Jornada Para Erebor
2 Há vida na floresta
Notas iniciais
Depois de um “lauto” desjejum de água com chocolate, Anna retomou a caminhada na manhã seguinte. O dia estava nublado e cinzento. Sem capa ou guarda-chuva, Anna torceu para que o clima não piorasse além de um chuvisco leve.
Durante o dia inteiro, Anna caminhou pela estrada da encosta, com cuidado para não escorregar. O chuvisco começava a apertar. Os ruídos da floresta até pareciam se acalmar. Por isso, quando o sol se pôs, ela ouviu.
Havia vozes na floresta, distantes. Não dava para confundir com ruídos de animais. Definitivamente eram sons de gente falando, concluiu Anna.
Civilização, afinal! Talvez fosse um acampamento ou coisa assim.
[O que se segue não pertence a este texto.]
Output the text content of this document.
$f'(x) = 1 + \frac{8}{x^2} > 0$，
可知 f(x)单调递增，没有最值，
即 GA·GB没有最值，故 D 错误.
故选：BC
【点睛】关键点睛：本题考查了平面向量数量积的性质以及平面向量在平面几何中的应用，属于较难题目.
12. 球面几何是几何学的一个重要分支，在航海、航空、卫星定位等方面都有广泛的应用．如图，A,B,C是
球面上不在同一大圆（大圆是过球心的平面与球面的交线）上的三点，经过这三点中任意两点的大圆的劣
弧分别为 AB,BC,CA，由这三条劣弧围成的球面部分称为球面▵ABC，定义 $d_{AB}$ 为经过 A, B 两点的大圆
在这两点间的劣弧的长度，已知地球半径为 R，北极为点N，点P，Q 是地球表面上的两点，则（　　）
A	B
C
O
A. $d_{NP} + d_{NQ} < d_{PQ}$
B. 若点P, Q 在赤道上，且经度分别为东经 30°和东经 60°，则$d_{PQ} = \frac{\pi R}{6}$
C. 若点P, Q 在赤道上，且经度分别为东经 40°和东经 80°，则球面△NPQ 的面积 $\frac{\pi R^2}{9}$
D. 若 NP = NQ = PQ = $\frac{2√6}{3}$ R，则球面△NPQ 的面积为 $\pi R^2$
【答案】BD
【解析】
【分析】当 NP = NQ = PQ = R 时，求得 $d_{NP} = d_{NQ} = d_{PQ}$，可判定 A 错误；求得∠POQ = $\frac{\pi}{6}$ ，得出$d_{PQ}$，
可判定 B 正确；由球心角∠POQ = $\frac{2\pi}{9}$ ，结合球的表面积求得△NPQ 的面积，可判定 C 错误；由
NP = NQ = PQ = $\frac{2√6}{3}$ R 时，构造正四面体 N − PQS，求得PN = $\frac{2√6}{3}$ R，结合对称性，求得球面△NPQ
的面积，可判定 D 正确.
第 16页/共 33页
Animada, ela apressou o passo em direção às vozes. Afinal, estava ficando cada vez mais escuro. À medida que caminhava, contudo, notou algo estranho no ar. Os gritos não eram de pessoas felizes acampando na floresta. Ela franziu o cenho.
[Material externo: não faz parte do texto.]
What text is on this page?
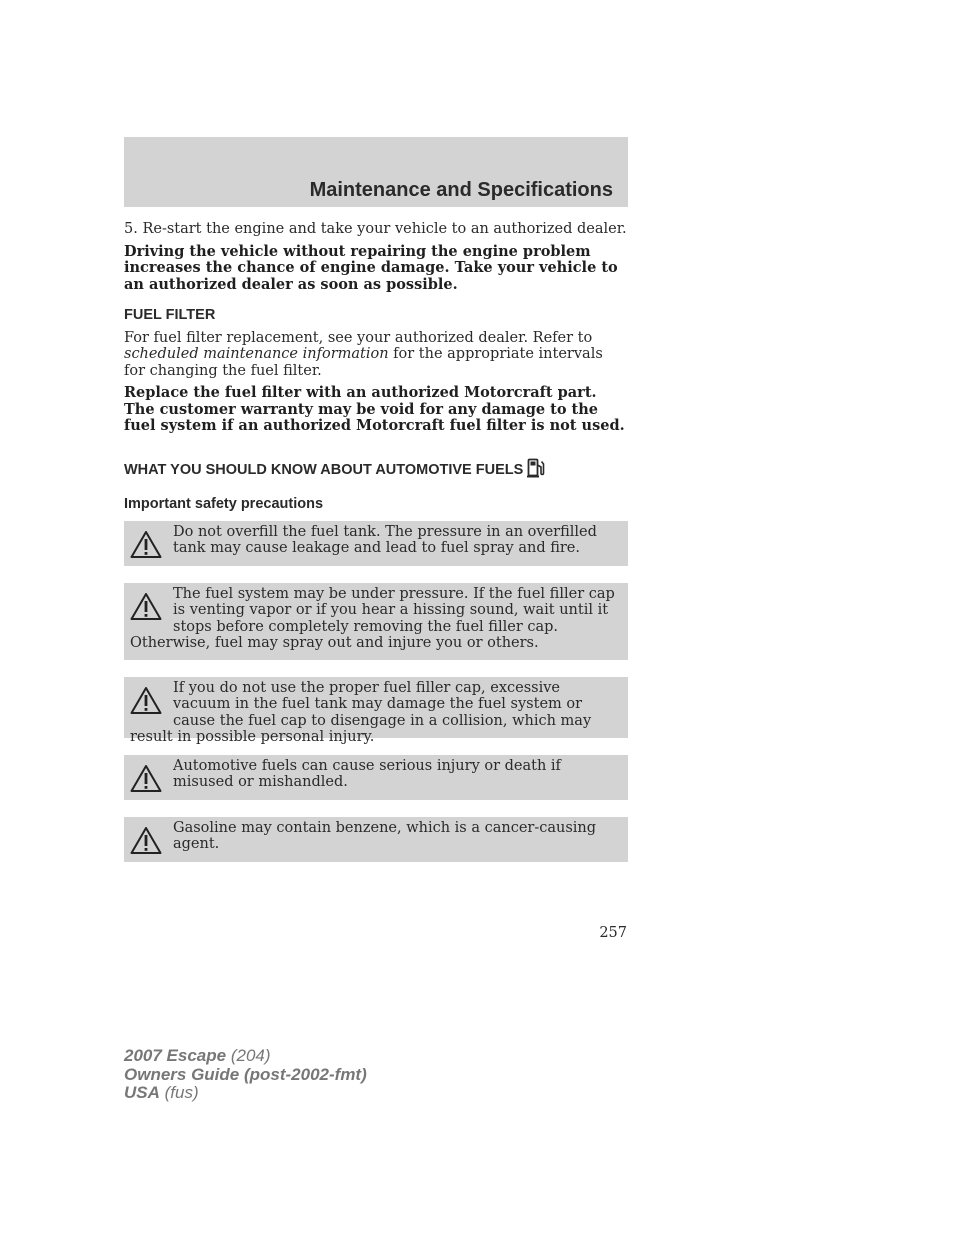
Maintenance and Specifications

5. Re-start the engine and take your vehicle to an authorized dealer.

Driving the vehicle without repairing the engine problem increases the chance of engine damage. Take your vehicle to an authorized dealer as soon as possible.

FUEL FILTER

For fuel filter replacement, see your authorized dealer. Refer to scheduled maintenance information for the appropriate intervals for changing the fuel filter.

Replace the fuel filter with an authorized Motorcraft part. The customer warranty may be void for any damage to the fuel system if an authorized Motorcraft fuel filter is not used.

WHAT YOU SHOULD KNOW ABOUT AUTOMOTIVE FUELS
Important safety precautions

Do not overfill the fuel tank. The pressure in an overfilled tank may cause leakage and lead to fuel spray and fire.

The fuel system may be under pressure. If the fuel filler cap is venting vapor or if you hear a hissing sound, wait until it stops before completely removing the fuel filler cap. Otherwise, fuel may spray out and injure you or others.

If you do not use the proper fuel filler cap, excessive vacuum in the fuel tank may damage the fuel system or cause the fuel cap to disengage in a collision, which may result in possible personal injury.

Automotive fuels can cause serious injury or death if misused or mishandled.

Gasoline may contain benzene, which is a cancer-causing agent.

257
2007 Escape (204)
Owners Guide (post-2002-fmt)
USA (fus)
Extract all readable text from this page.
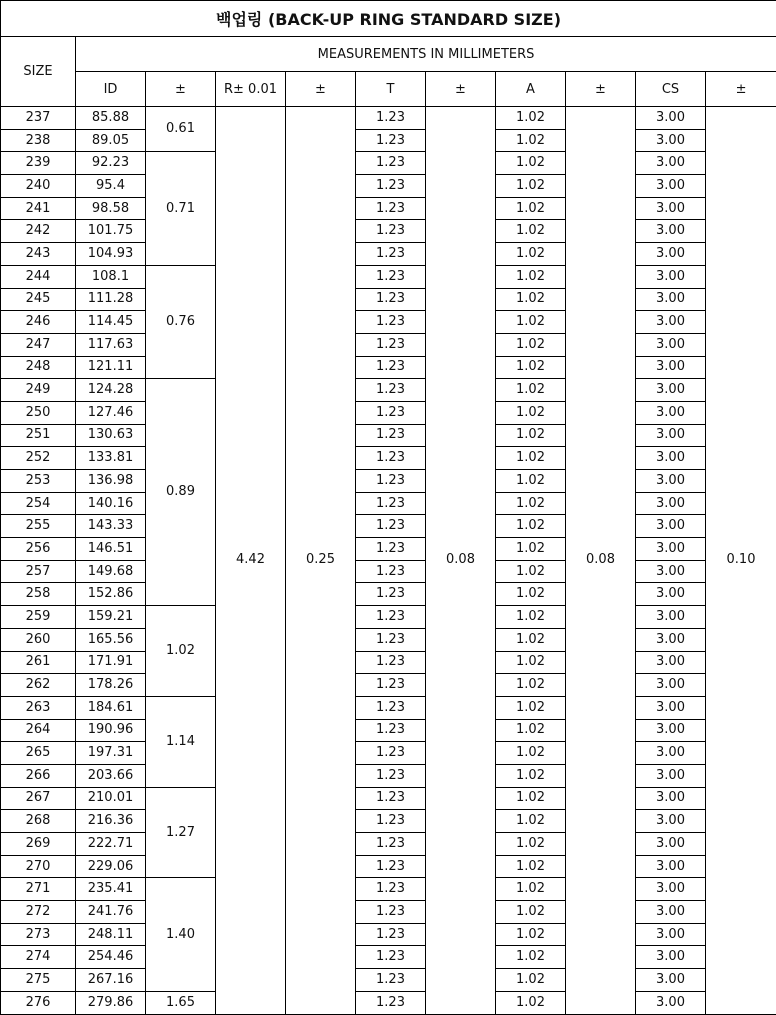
백업링 (BACK-UP RING STANDARD SIZE)										
SIZE	MEASUREMENTS IN MILLIMETERS									
	ID	±	R± 0.01	±	T	±	A	±	CS	±
237	85.88	0.61	4.42	0.25	1.23	0.08	1.02	0.08	3.00	0.10
238	89.05				1.23		1.02		3.00	
239	92.23	0.71			1.23		1.02		3.00	
240	95.4				1.23		1.02		3.00	
241	98.58				1.23		1.02		3.00	
242	101.75				1.23		1.02		3.00	
243	104.93				1.23		1.02		3.00	
244	108.1	0.76			1.23		1.02		3.00	
245	111.28				1.23		1.02		3.00	
246	114.45				1.23		1.02		3.00	
247	117.63				1.23		1.02		3.00	
248	121.11				1.23		1.02		3.00	
249	124.28	0.89			1.23		1.02		3.00	
250	127.46				1.23		1.02		3.00	
251	130.63				1.23		1.02		3.00	
252	133.81				1.23		1.02		3.00	
253	136.98				1.23		1.02		3.00	
254	140.16				1.23		1.02		3.00	
255	143.33				1.23		1.02		3.00	
256	146.51				1.23		1.02		3.00	
257	149.68				1.23		1.02		3.00	
258	152.86				1.23		1.02		3.00	
259	159.21	1.02			1.23		1.02		3.00	
260	165.56				1.23		1.02		3.00	
261	171.91				1.23		1.02		3.00	
262	178.26				1.23		1.02		3.00	
263	184.61	1.14			1.23		1.02		3.00	
264	190.96				1.23		1.02		3.00	
265	197.31				1.23		1.02		3.00	
266	203.66				1.23		1.02		3.00	
267	210.01	1.27			1.23		1.02		3.00	
268	216.36				1.23		1.02		3.00	
269	222.71				1.23		1.02		3.00	
270	229.06				1.23		1.02		3.00	
271	235.41	1.40			1.23		1.02		3.00	
272	241.76				1.23		1.02		3.00	
273	248.11				1.23		1.02		3.00	
274	254.46				1.23		1.02		3.00	
275	267.16				1.23		1.02		3.00	
276	279.86	1.65			1.23		1.02		3.00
Os barulhos aumentaram, indicando que ela estava cada vez mais perto da fonte. Resolveu se esgueirar entre as árvores, tentando chegar mais perto em segurança.
Ela deu sorte de estar num estrada alta. Ao perceber que a fonte dos barulhos estava abaixo, ela sabia que estava em vantagem. Foi aí que viu.
Abaixo, entre as árvores, estava uma espécie de caravana, iluminada com tochas que insistiam em ficar acesas apesar da chuva miúda. Um cavalo levava uma carroça de animais enjaulados, cercado de cavaleiros em estranhas montarias. Anna não conseguia enxergar bem, mas aqueles não pareciam ser cavalos normais. Os cavaleiros montados também pareciam diferentes, mas àquela distância e na luz fraca, era difícil saber.
Então Anna conseguiu notar que os cavalos não tinham caudas de cavalos, nem cabeças de cavalo, nem orelhas de cavalo. Um deles rosnou e o outro uivou.
Uivos? Lobos.
Com o coração acelerado, Anna tentou adotar uma atitude serena. Nenhum lobo que ela conhecia era grande o suficiente para um homem montar. Com um mau pressentimento, ela observou melhor os cavaleiros.
Não tinham chapéus ou capacetes. Todos pareciam ser carecas ou quase carecas. Pareciam carregar armas como espadas, machados, machetes, clavas.
Então, com horror, ela percebeu.
Não são humanos.
Anna entrou em pânico. Como podia ser? Que lugar era aquele? Quem eram aquelas criaturas? Pareciam cobertas de coisas podres, deformados...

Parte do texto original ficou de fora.